Thursday 27th October 2016                 Change text size:

How Technology Has Limited Paper Contracts

papers By Sebastien Wiertz via Flickr

One of the major causes of wasted resources on our planet is the excessive use of paper. Whole forests are destroyed to meet this constant need. Fortunately, the use of virtual documents is reducing the demand for paper consumption.

If you’re interested in recycling, you might think of it as a community contribution to lightening your footprint on the ecosystem. However, you can also contribute to the ecosystem through your business, and there are many ways to run a paperless office as well as recycling paper that has served its purpose.

This initiative to waste less paper can include limiting paper contracts.

How do you get rid of paper when it comes to something as intrinsic to your business as contracts? When two or more parties agree to something, isn’t it necessary that they sign on paper? The solution is simpler than you might think–just use an electronic signature application on PDF documents to replace signatures that would require pen and ink.

10 Interesting Facts about Paperless Contracts

If you’re wondering if an electronic signature is legally binding, here are 10 interesting facts about this new way of doing business:

1. Yes, it’s legal. In 2000, a federal act called the Electronic Signatures in Global and National Commerce Act (ESIGN) was enacted. Here is the exact wording: “a signature, contract, or other record relating to such transaction may not be denied legal effect, validity, or enforceability solely because it is in electronic form.”

2. It is extremely convenient. You already understand how useful it is to use electronic versions of dictionaries, newspapers and magazines, and phone books and directories. Now electronic versions of legally binding contracts have joined the list of things that can be done quickly and easier. Electronic contracts are yet another convenience at your fingertips.

3. The idea is catching on fast. You won’t find much resistance when you propose using a paperless contract. The word has spread far and wide across the world and most people in business have become accustomed to doing business online. Electronic signatures make it easy to do business with people you may never meet in person.

4. There is a legal definition for it. So what, exactly, is an electronic signature? According to ESIGN, it is “an electronic sound, symbol, or process attached to or logically associated with a record and executed or adopted by a person with the intent to sign the record.”

5. It takes seconds to sign a contract. All you have to do to create an electronic signature is to click a mouse to indicate your intention to sign by clicking the “I agree” box, type your name into an email message, or use a stylus on a mobile device.

6. It can be done anywhere. You don’t need to be sitting in front of your desktop to do it. You can just as easily use a laptop or use a tablet or smartphone.

7. You don’t have to print it out and file it. No paper is necessary at all. The documents can stay in its electronic form throughout the life of the contract.

8. It’s the fastest solution yet. In the old days, two parties had to make the time to meet in person. Sometimes, this required extensive travel. The next best alternative was to receive an email, download the attachment, print it out, sign it, and fax it back. Now it takes seconds to sign a contract on a smartphone.
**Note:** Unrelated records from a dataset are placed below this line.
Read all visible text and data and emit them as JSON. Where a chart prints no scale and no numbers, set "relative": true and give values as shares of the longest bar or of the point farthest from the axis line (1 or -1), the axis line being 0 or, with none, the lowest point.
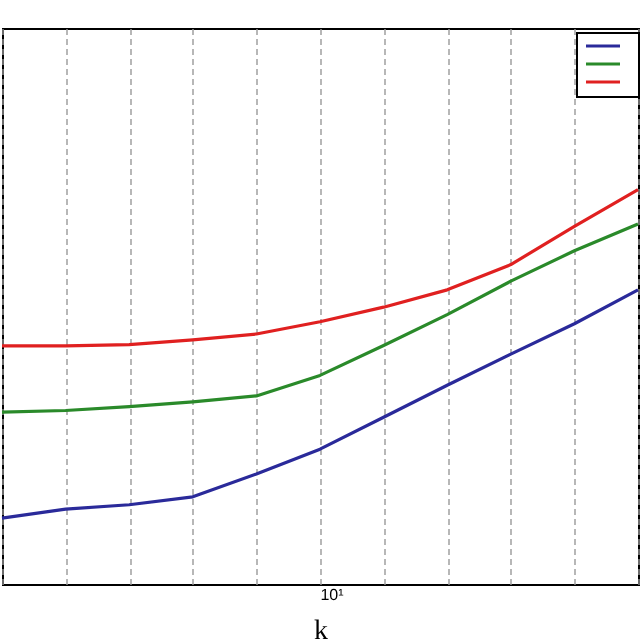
{
  "chart_data": {
    "type": "line",
    "xlabel": "k",
    "relative": true,
    "grid": true,
    "annotations": [
      "10¹"
    ],
    "categories": [
      null,
      null,
      null,
      null,
      null,
      null,
      null,
      null,
      null,
      null,
      null
    ],
    "series": [
      {
        "color": "#2a2a9a",
        "values": [
          0.167,
          0.19,
          0.201,
          0.221,
          0.279,
          0.342,
          0.423,
          0.504,
          0.583,
          0.66,
          0.746
        ]
      },
      {
        "color": "#2a8a2a",
        "values": [
          0.436,
          0.44,
          0.45,
          0.462,
          0.477,
          0.529,
          0.605,
          0.683,
          0.768,
          0.845,
          0.913
        ]
      },
      {
        "color": "#e02020",
        "values": [
          0.604,
          0.604,
          0.607,
          0.619,
          0.634,
          0.665,
          0.702,
          0.746,
          0.81,
          0.907,
          1
        ]
      }
    ]
  }
}
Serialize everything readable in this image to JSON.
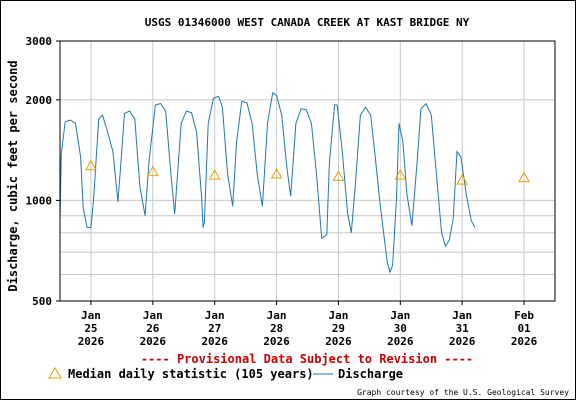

9. It’s actually more legally-binding than a wet ink signature. While an ink signature can be disputed as a forgery if there are no credible witnesses, an electronic signature leaves footprints. For instance, an email leaves tracks between a sender and receiver that can be seen by the ISP. The integrity of the signature can be further ensured by using the signer’s computer address (IP) or the signer’s GPS location. Other safeguards are the use of a user name and password prior to signing the document.

10. It works mainly for business documents. Electronic signatures work well for most business documents. In limited circumstances, it can work for personal documents, too. For instance, formal letters of engagement can use electronic signatures.

Ink Signatures Still In Wide Use

Electronic signatures are widely used across the world because the validity of the signature can be proven. Ample evidence around the signature’s creation makes it legally defensible. Because of the many advantages of electronic signatures, it’s easy to conclude that most contracts now use them.

Despite the popularity of electronic signatures, this does not mean that most contracts are now digital. When heads of state sign contracts, they still do it on paper with plenty of witnesses. Similarly, large corporate contracts still use in-person meetings and pen signatures. In addition, electronic documents are still not accepted for many personal documents like divorce papers and living wills.

It’s more realistic to say that electronic documents have replaced faxed documents. They have much higher fidelity than contracts that would traditionally have been signed using fax machines.

However, in the final analysis, it’s not presumptuous to assume that as the modern world becomes increasingly digitized, the use of wet ink contracts will become antiquated.